Goliath, the superman of the Philistines, was from a family of giants which descended from the Anakites of Joshua’s day. Though Joshua destroyed many of them, some remained in Gath, Ashdod and Gaza (Joshua 11:22). Goliath stood nearly ten feet tall. His appearance intimidated Saul and his army. He reduced them to a quivering band of cowards. His highly polished bronze battledress would have shone like flashes of lightening in the sunlight. The size of his spear, sword and shield terrified them. If only they had known the proverb which says, “The bigger they are, the harder they fall.”
Goliath taunted Israel with a proposition. If their bravest warrior could defeat him then every Philistine would become Israel’s servant, if not then they would serve Philistia. Since the army knew they could not defeat Goliath all hope had gone. The giant came out day after day and repeated his challenge, but not once did anyone from the Israelite camp step forward.

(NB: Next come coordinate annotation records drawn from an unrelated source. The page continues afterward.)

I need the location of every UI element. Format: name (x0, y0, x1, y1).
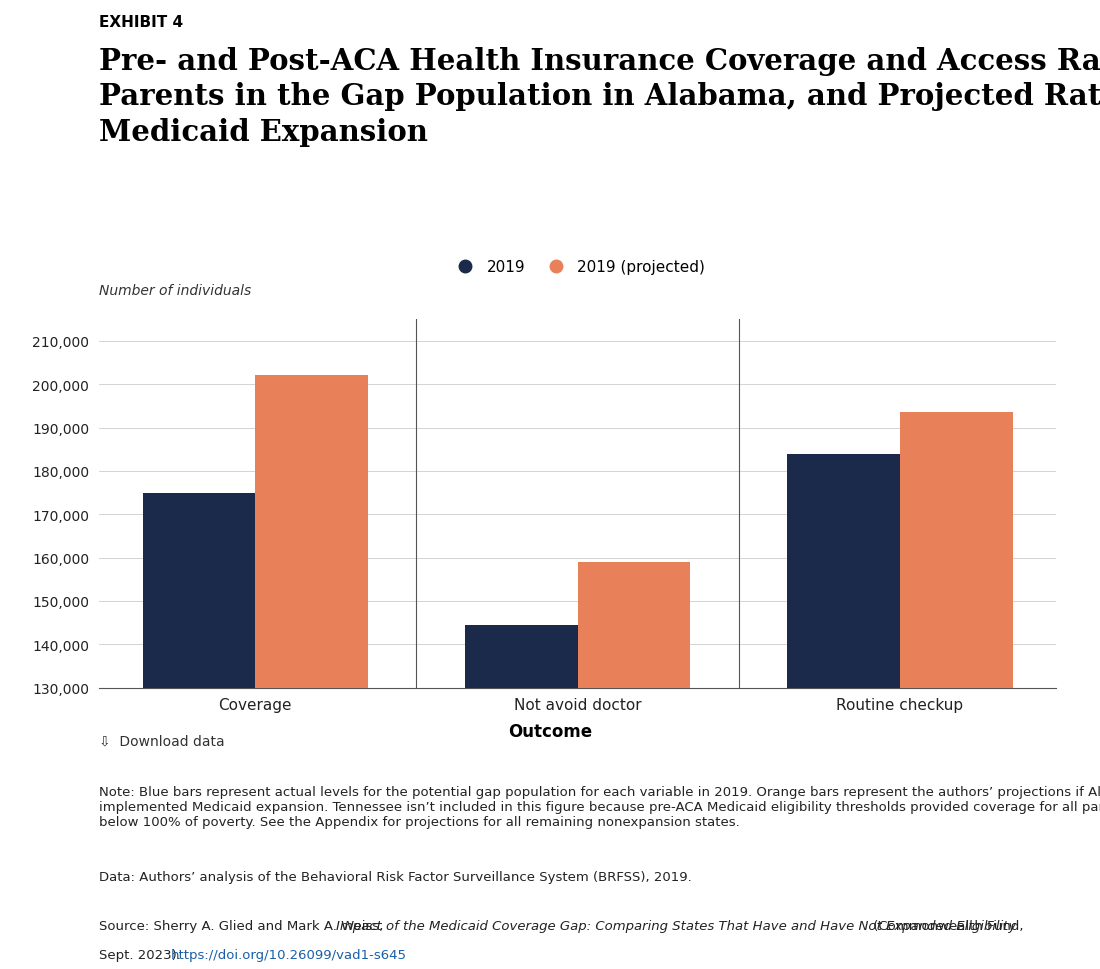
Bar (900, 413, 1012, 969)
Bar (786, 454, 900, 969)
Text: https://doi.org/10.26099/vad1-s645: https://doi.org/10.26099/vad1-s645 (170, 948, 407, 960)
Text: (Commonwealth Fund,: (Commonwealth Fund, (869, 919, 1023, 931)
Text: Sept. 2023).: Sept. 2023). (99, 948, 185, 960)
Bar (578, 562, 691, 969)
Text: ⇩  Download data: ⇩ Download data (99, 734, 224, 747)
Legend: 2019, 2019 (projected): 2019, 2019 (projected) (443, 254, 712, 281)
Bar (143, 493, 255, 969)
Text: Outcome: Outcome (508, 722, 592, 740)
Text: Note: Blue bars represent actual levels for the potential gap population for eac: Note: Blue bars represent actual levels … (99, 785, 1100, 828)
Text: Source: Sherry A. Glied and Mark A. Weiss,: Source: Sherry A. Glied and Mark A. Weis… (99, 919, 387, 931)
Bar (255, 376, 368, 969)
Text: Data: Authors’ analysis of the Behavioral Risk Factor Surveillance System (BRFSS: Data: Authors’ analysis of the Behaviora… (99, 870, 692, 883)
Text: Pre- and Post-ACA Health Insurance Coverage and Access Rates for
Parents in the : Pre- and Post-ACA Health Insurance Cover… (99, 47, 1100, 147)
Text: Impact of the Medicaid Coverage Gap: Comparing States That Have and Have Not Exp: Impact of the Medicaid Coverage Gap: Com… (336, 919, 1015, 931)
Text: Number of individuals: Number of individuals (99, 284, 251, 297)
Bar (464, 625, 578, 969)
Text: EXHIBIT 4: EXHIBIT 4 (99, 15, 183, 29)
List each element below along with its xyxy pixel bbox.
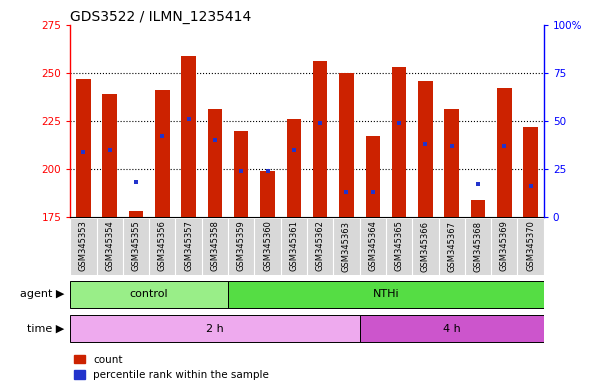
Text: GSM345364: GSM345364 — [368, 220, 378, 271]
Bar — [76, 79, 90, 217]
Text: GSM345368: GSM345368 — [474, 220, 483, 271]
Text: GSM345363: GSM345363 — [342, 220, 351, 271]
Bar — [287, 119, 301, 217]
Text: GSM345356: GSM345356 — [158, 220, 167, 271]
Text: GSM345366: GSM345366 — [421, 220, 430, 271]
Text: GSM345357: GSM345357 — [184, 220, 193, 271]
Bar — [313, 61, 327, 217]
Text: GSM345370: GSM345370 — [526, 220, 535, 271]
Bar — [181, 56, 196, 217]
Text: GSM345353: GSM345353 — [79, 220, 88, 271]
Text: control: control — [130, 289, 169, 299]
Legend: count, percentile rank within the sample: count, percentile rank within the sample — [70, 351, 273, 384]
Bar — [497, 88, 511, 217]
Bar — [228, 281, 544, 308]
Text: GDS3522 / ILMN_1235414: GDS3522 / ILMN_1235414 — [70, 10, 252, 24]
Bar — [208, 109, 222, 217]
Bar — [339, 73, 354, 217]
Text: GSM345354: GSM345354 — [105, 220, 114, 271]
Bar — [418, 81, 433, 217]
Bar — [471, 200, 485, 217]
Text: GSM345362: GSM345362 — [316, 220, 324, 271]
Bar — [234, 131, 249, 217]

Why was not Saul at the front of the queue to wage war against the infidel who defied God and His people? Saul, who was “from his shoulders and upward he was higher than any of the people” (1 Samuel 9:2), had lost his faith in the Lord. Was he not a brave warrior and therefore the obvious candidate to go out to face Goliath? But Saul was cowering in his tent “dismayed, and greatly afraid.” He knew that he would instantly die if he did accept Goliath’s challenge. He could have turned to God in prayer, but that was the furthest thing from his mind. His fear was as contagious as a virus and quickly spread throughout the camp. King Saul was no longer a viable leader of Israel.
Sin brings fear, and fear replaces faith once a person trust in his own or another person’s abilities rather than in God. “The wicked flee when no man pursueth: but the righteous are bold as a lion” (Proverbs 28:1). Once fear has taken root, Satan will be soon on the scene with his Goliath to bring him into total bondage. King Saul was not a man of faith, but was of an unsound mind, which resulted in debilitating fear. Paul states that such biographical accounts are recorded as warnings for all believers. “Now all these things happened unto them for ensamples: and they are written for our admonition, upon whom the ends of the world are come. Wherefore let him that thinketh he standeth take heed lest he fall” (1 Corinthians 10:11-12) … “For God hath not given us the spirit of fear; but of power, and of love, and of a sound mind” (2 Timothy 1:7). No wonder then he encourages us to “put on the whole armour of God” (Ephesians 6:11) lest Satan find us defenceless.